この不安定さが、一部のマネージャーに社外のツールの使用を躊躇させる原因となっています。クラウドコンピューティングのスタートアップ企業BeginのCTO、ブライアン・ルルー氏は、同社はJavaScriptフレームワークやその他のサードパーティ製ツールへの依存を可能な限り避けるよう努めていると述べています。Beginがこれらのツールを全く使用していないわけではありませんが、ライブラリの新バージョンが古いコードを壊してしまう可能性は、たとえ製品開発の迅速化には役立つとしても、長期的には開発者の作業負担を増やす可能性があるとルルー氏は指摘しています。

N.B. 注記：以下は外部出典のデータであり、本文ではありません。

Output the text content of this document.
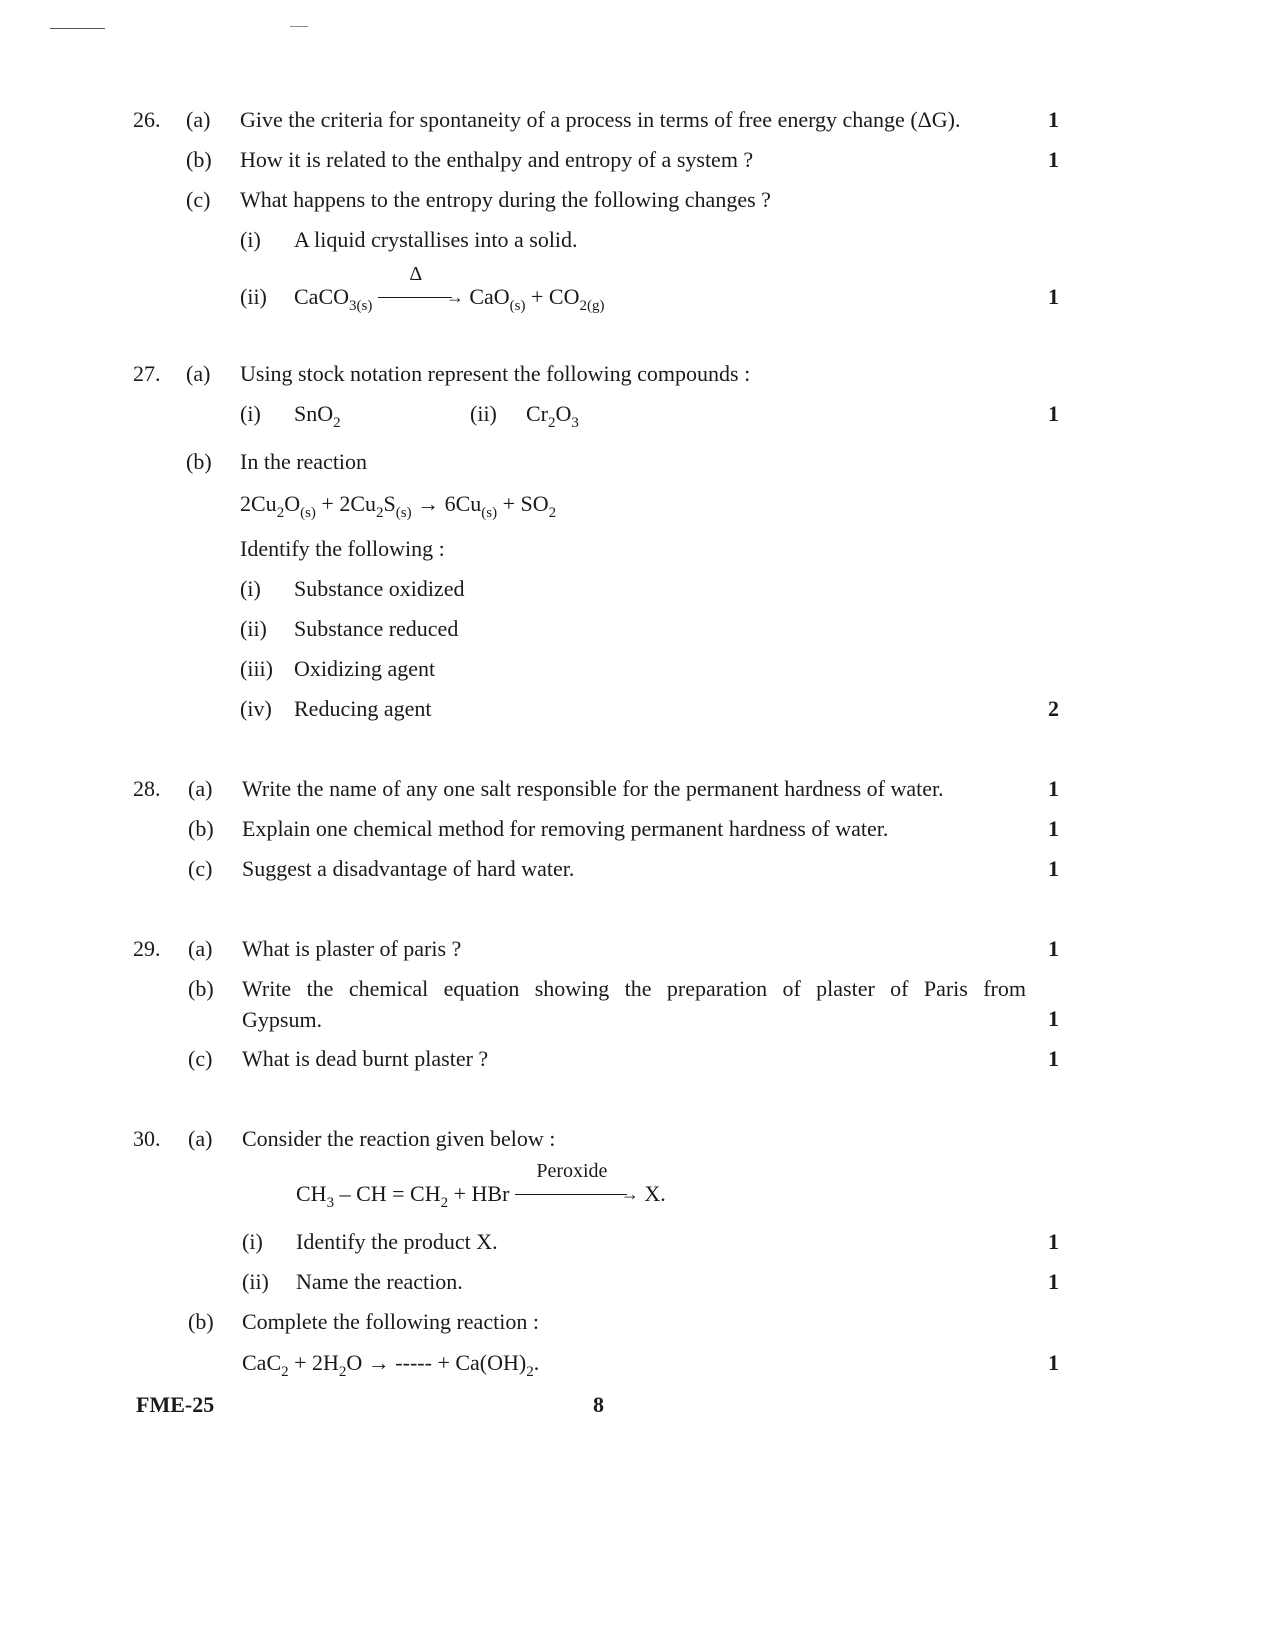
26. (a) Give the criteria for spontaneity of a process in terms of free energy change (ΔG).	1
(b) How it is related to the enthalpy and entropy of a system ?	1
(c) What happens to the entropy during the following changes ?
(i) A liquid crystallises into a solid.
(ii) CaCO$_{3(s)}$
Δ
→ $CaO_{(s)} + CO_{2(g)}$	1
27. (a) Using stock notation represent the following compounds :
(i) SnO$_2$	(ii) $Cr_2O_3$	1
(b) In the reaction
$2Cu_2O_{(s)} + 2Cu_2S_{(s)} \to 6Cu_{(s)} + SO_2$
Identify the following :
(i) Substance oxidized
(ii) Substance reduced
(iii) Oxidizing agent
(iv) Reducing agent	2
28. (a) Write the name of any one salt responsible for the permanent hardness of water.	1
(b) Explain one chemical method for removing permanent hardness of water.	1
(c) Suggest a disadvantage of hard water.	1
29. (a) What is plaster of paris ?	1
(b) Write the chemical equation showing the preparation of plaster of Paris from
Gypsum.	1
(c) What is dead burnt plaster ?	1
30. (a) Consider the reaction given below :
$CH_3$ – CH = $CH_2$ + HBr
Peroxide
→ X.
(i) Identify the product X.	1
(ii) Name the reaction.	1
(b) Complete the following reaction :
$CaC_2 + 2H_2O$ → ----- + $Ca(OH)_2$.	1
FME-25	8
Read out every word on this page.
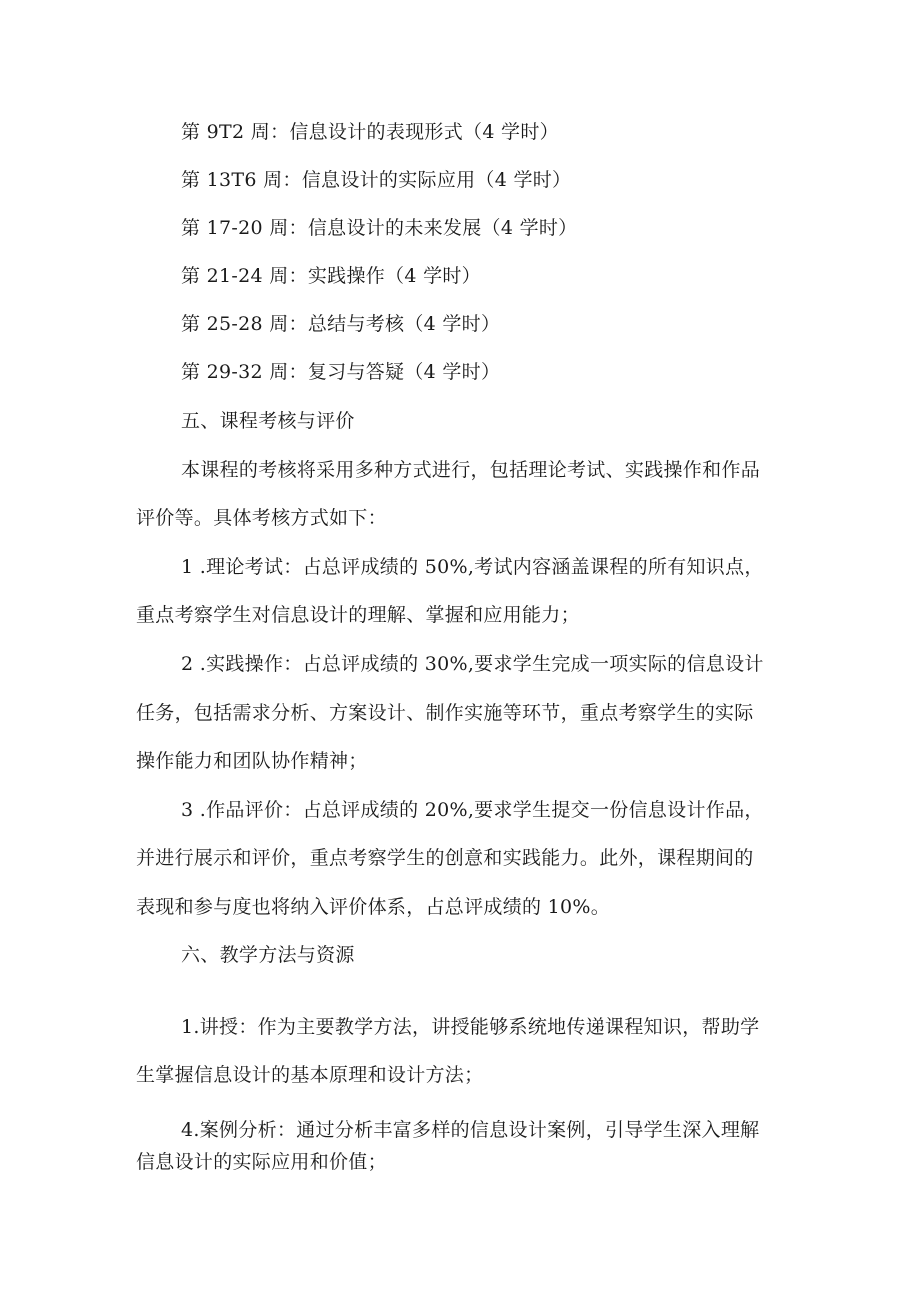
第 9T2 周：信息设计的表现形式（4 学时）
第 13T6 周：信息设计的实际应用（4 学时）
第 17-20 周：信息设计的未来发展（4 学时）
第 21-24 周：实践操作（4 学时）
第 25-28 周：总结与考核（4 学时）
第 29-32 周：复习与答疑（4 学时）
五、课程考核与评价
本课程的考核将采用多种方式进行，包括理论考试、实践操作和作品
评价等。具体考核方式如下：
1 .理论考试：占总评成绩的 50%,考试内容涵盖课程的所有知识点，
重点考察学生对信息设计的理解、掌握和应用能力；
2 .实践操作：占总评成绩的 30%,要求学生完成一项实际的信息设计
任务，包括需求分析、方案设计、制作实施等环节，重点考察学生的实际
操作能力和团队协作精神；
3 .作品评价：占总评成绩的 20%,要求学生提交一份信息设计作品，
并进行展示和评价，重点考察学生的创意和实践能力。此外，课程期间的
表现和参与度也将纳入评价体系，占总评成绩的 10%。
六、教学方法与资源
1.讲授：作为主要教学方法，讲授能够系统地传递课程知识，帮助学
生掌握信息设计的基本原理和设计方法；
4.案例分析：通过分析丰富多样的信息设计案例，引导学生深入理解
信息设计的实际应用和价值；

とはいえ、Reactのようなライブラリは標準になりつつあり、労力を節約できるという点では一定の合意が得られています。ネイラー氏によると、Koanチームは社内で簡単に機能を再現できる場合はライブラリを使用しませんが、チームはReactや関連ツールに依存しています。CTOも開発者も、テクノロジーを選択する際には、プロジェクトを支えるコミュニティの規模を重視すると語っています。高品質なツールであっても、バスに轢かれる可能性のある開発者が1人しかいないようなプロジェクトでは、そのプロジェクトに賭けることは難しいでしょう。

予測不可能な状況に対処するため、フロントエンド開発者は特にJavaScriptにおいて、しっかりとしたプログラミングの基礎を身につけることに重点を置くべきだという点では、ほぼ全員が同意しています。「基礎をマスターしてしまえば、これらはすべて単なるブランド名の違いに過ぎません」とルルー氏は言います。例えば、プレヴィテ氏は当初Vueでの経験があったにもかかわらず、Reactを扱う仕事に就くことができました。

しかしアギナガ氏は、基礎を熟知しているだけでは不十分だと主張する。彼は、Reactのような、異なる思考法を必要とする最新のツールに精通した開発者を求めている。「書類上は優秀そうに見えても、Reactに触れたことがないという理由で採用しなかったことが何度もあります」と彼は言う。「入社初日からReactを使って生産性を発揮できる人材が必要なのです。」

採用担当者がアギナガ氏ほど厳しくないとしても、開発者は同じスキルセットに永遠に頼り続けることはできません。幸いなことに、ほとんどの開発者は一夜にして職を失うことはありません。例えば、Backboneでソフトウェアを開発している企業は今でも多く、それらの企業は何年もそのソフトウェアを保守する開発者を必要としています。そのため、開発者は他のツールでスキルを磨く時間を持つことができます。

残念なことに、開発者は新しいことを自分の時間を使って学ばなければならないことが多い。「開発者の友人はあまりいませんし、なぜ私が家で独学に多くの時間を費やしているのか理解してくれません」と、ギリシャのテッサロニキでフロントエンドプログラマーとして働くエレフテリア・バトソウさんは言う。

「最初は、こんなに新しいことばかりじゃなければいいのにって思っていました」と彼女は言います。でも、絶え間ない変化こそが、この仕事の面白さの一部なんです。「物事が進化していくのが好きなんです。確かに大変ですが、本当に好きなんです。」